SONYMA is providing 100 percent of the mortgage insurance on the Pension Funds’ investment.

Background:

The Economically Targeted Investments program targets New York City’s low-, moderate-, and middle-income neighborhoods and populations. All ETI investments are designed to achieve a risk-adjusted market rate of return for the Pension Funds while providing needed capital. Since January 2010, under the ETI Program, more than $440 million have been invested in, or committed to, the development and preservation of multi-family affordable-housing units comprising more than 10,400 apartments.

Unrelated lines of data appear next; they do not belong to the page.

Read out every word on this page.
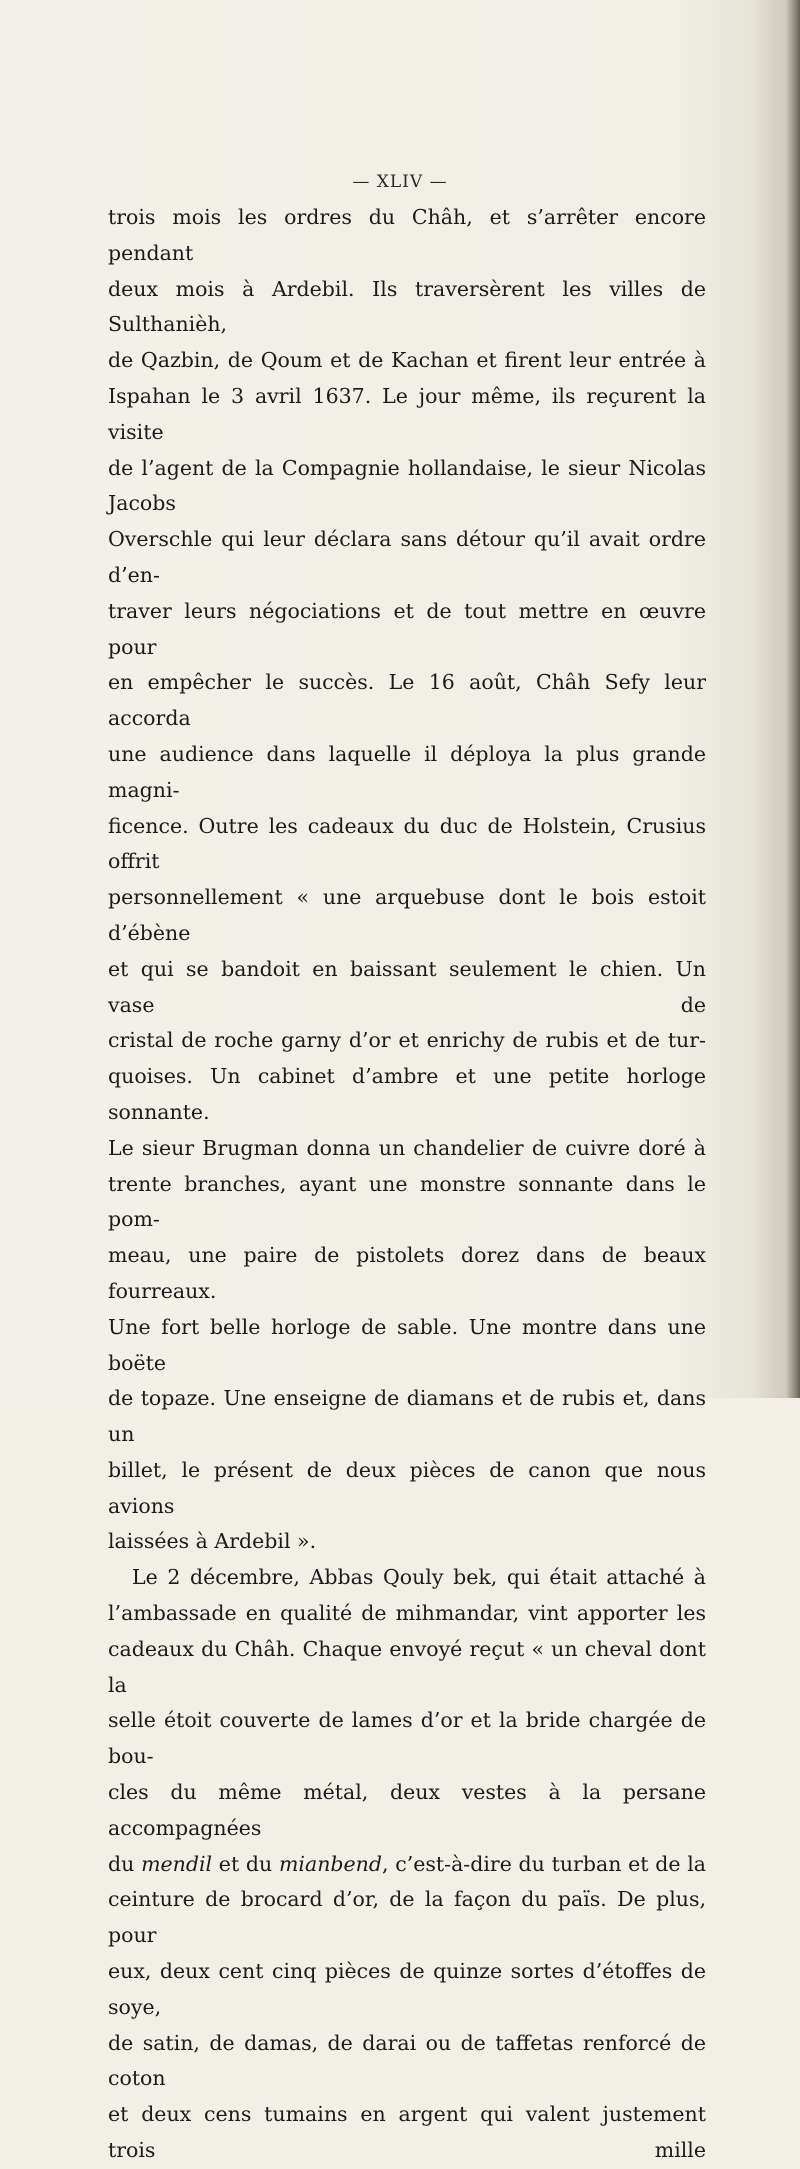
— XLIV —

trois mois les ordres du Châh, et s’arrêter encore pendant

deux mois à Ardebil. Ils traversèrent les villes de Sulthanièh,

de Qazbin, de Qoum et de Kachan et firent leur entrée à

Ispahan le 3 avril 1637. Le jour même, ils reçurent la visite

de l’agent de la Compagnie hollandaise, le sieur Nicolas Jacobs

Overschle qui leur déclara sans détour qu’il avait ordre d’en-

traver leurs négociations et de tout mettre en œuvre pour

en empêcher le succès. Le 16 août, Châh Sefy leur accorda

une audience dans laquelle il déploya la plus grande magni-

ficence. Outre les cadeaux du duc de Holstein, Crusius offrit

personnellement « une arquebuse dont le bois estoit d’ébène

et qui se bandoit en baissant seulement le chien. Un vase de

cristal de roche garny d’or et enrichy de rubis et de tur-

quoises. Un cabinet d’ambre et une petite horloge sonnante.

Le sieur Brugman donna un chandelier de cuivre doré à

trente branches, ayant une monstre sonnante dans le pom-

meau, une paire de pistolets dorez dans de beaux fourreaux.

Une fort belle horloge de sable. Une montre dans une boëte

de topaze. Une enseigne de diamans et de rubis et, dans un

billet, le présent de deux pièces de canon que nous avions

laissées à Ardebil ».

Le 2 décembre, Abbas Qouly bek, qui était attaché à

l’ambassade en qualité de mihmandar, vint apporter les

cadeaux du Châh. Chaque envoyé reçut « un cheval dont la

selle étoit couverte de lames d’or et la bride chargée de bou-

cles du même métal, deux vestes à la persane accompagnées

du mendil et du mianbend, c’est-à-dire du turban et de la

ceinture de brocard d’or, de la façon du païs. De plus, pour

eux, deux cent cinq pièces de quinze sortes d’étoffes de soye,

de satin, de damas, de darai ou de taffetas renforcé de coton

et deux cens tumains en argent qui valent justement trois mille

New York City Comptroller John C. Liu serves as the investment advisor to, custodian and trustee of the New York City Employees’ Retirement System and the New York City Police Pension Fund. In addition to Comptroller Liu, the trustees are:

New York City Employees’ Retirement System: Janice Emery, Mayor’s Representative (Chair); Public Advocate Bill de Blasio; Borough Presidents Scott Stringer (Manhattan), Helen Marshall (Queens), Marty Markowitz (Brooklyn), James Molinaro (Staten Island), and Ruben Diaz, Jr. (Bronx); Lillian Roberts, Executive Director, District Council 37, AFSCME; John Samuelsen, President Transport Workers Union Local 100; Gregory Floyd, President, International Brotherhood of Teamsters, Local 237.

New York City Police Pension Fund: Mayor Michael Bloomberg; New York City Finance Commissioner David Frankel; New York City Police Commissioner Raymond Kelly (Chair); Patrick Lynch, Patrolmen’s Benevolent Association; Michael Palladino, Detectives Endowment Association; Edward D. Mullins, Sergeants Benevolent Association; Louis Turco, Lieutenants Benevolent Association; and, Roy T. Richter, Captains Endowment Association.